(13) Pertemuan Mendadak

Start from the beginning
                                    

"Heh? Serius, Mas? Hari ini? Disini? Bukannya janjiannya besok, ya?"

"Iya, hari ini. Mungkin dia sedang dalam perjalanan kemari. Besok dia mendadak tidak bisa karena harus menyelesaikan projeknya di Bandung." Aldebaran menjelaskan, membuat Andin mengerti. Namun raut kebingungan itu masih terlihat di paras cantiknya.

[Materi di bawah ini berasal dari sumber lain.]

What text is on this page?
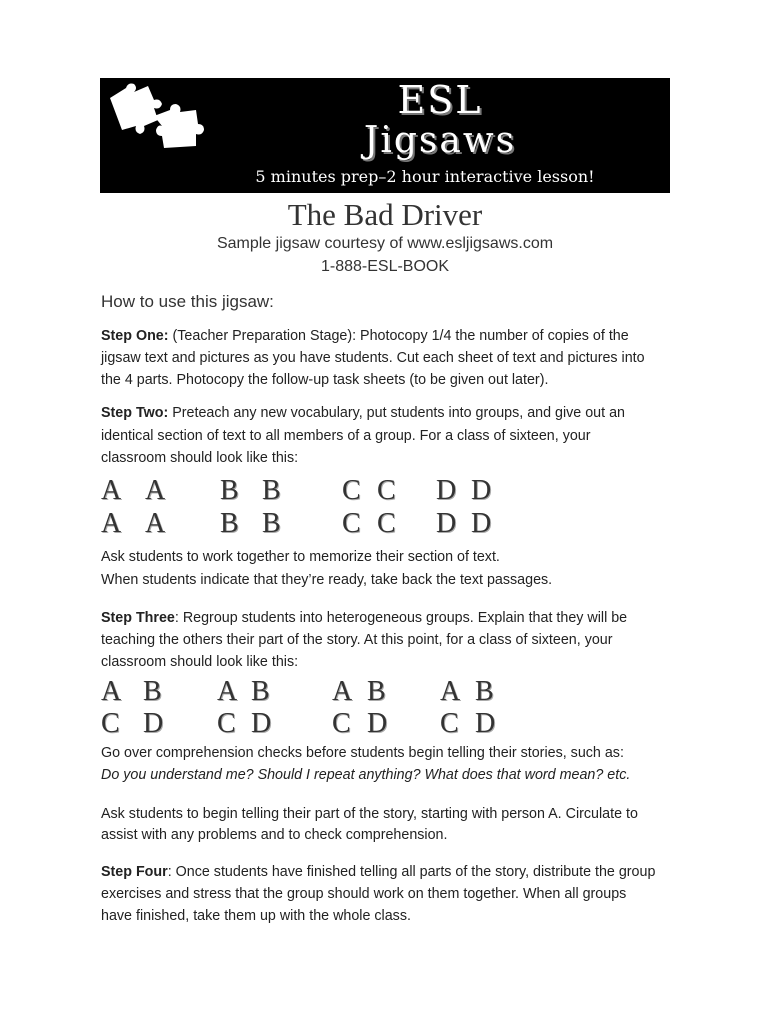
ESL
Jigsaws
5 minutes prep–2 hour interactive lesson!
The Bad Driver
Sample jigsaw courtesy of www.esljigsaws.com
1-888-ESL-BOOK
How to use this jigsaw:
Step One: (Teacher Preparation Stage): Photocopy 1/4 the number of copies of the
jigsaw text and pictures as you have students. Cut each sheet of text and pictures into
the 4 parts. Photocopy the follow-up task sheets (to be given out later).
Step Two: Preteach any new vocabulary, put students into groups, and give out an
identical section of text to all members of a group. For a class of sixteen, your
classroom should look like this:
A A B B C C D D
A A B B C C D D
Ask students to work together to memorize their section of text.
When students indicate that they’re ready, take back the text passages.
Step Three: Regroup students into heterogeneous groups. Explain that they will be
teaching the others their part of the story. At this point, for a class of sixteen, your
classroom should look like this:
A B A B A B A B
C D C D C D C D
Go over comprehension checks before students begin telling their stories, such as:
Do you understand me? Should I repeat anything? What does that word mean? etc.
Ask students to begin telling their part of the story, starting with person A. Circulate to
assist with any problems and to check comprehension.
Step Four: Once students have finished telling all parts of the story, distribute the group
exercises and stress that the group should work on them together. When all groups
have finished, take them up with the whole class.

"Nggak apa-apa kan?" Tanya Aldebaran, memastikan.

"Nggak apa-apa sih, Mas. Tapi apa dia nggak masalah harus datang kesini? Harusnya kan aku yang datang ke kantornya. Nggak enak aku kalau harus ngerepotin."

"Kamu tenang saja, dia orangnya santai kok. Dia malah lebih suka mondar-mandir daripada harus seharian suntuk di kantornya."

"Mas, yakin?" Andin masih terlihat ragu. Aldebaran tersenyum menanggapinya. Pria itu sedikit menarik maju kursinya, kemudian kedua tangannya menjulur di atas meja, perlahan meraih tangan Andin yang juga ada disana, sedangkan matanya menatap gadis itu begitu dalam.

"Kamu percaya sama saya." Tutur Aldebaran begitu tenang. Andin seakan terhipnotis oleh tatapan meneduhkan serta suara dengan tone rendah yang terdengar menyejukkan perasaannya.

Dari lantai atas Coffeeshop tersebut, tampaknya ada Daniel yang diam-diam memperhatikan dua orang tersebut. Daniel menatapnya dengan rasa penasaran sekaligus cemburu. Pria itu lantas membuang mukanya dari pandangannya saat melihat Aldebaran menyentuh tangan sahabatnya, Andin.

"Permisi..."

Andin tersentak hingga refleks menarik tangannya saat seorang rekan baristanya datang dengan membawa beberapa pesanan dari pria yang ada di hadapannya. Andin melirik rekan kerjanya itu yang terlihat sedang menahan senyumannya sambil sibuk menata makanan dan minuman yang telah dibawa di meja mereka. Aldebaran ikut melirik barista perempuan itu dan Andin secara bergantian, sampai akhirnya Aldebaran paham bahwa Andin bisa jadi merasa malu karena tertangkap basah oleh rekan kerjanya.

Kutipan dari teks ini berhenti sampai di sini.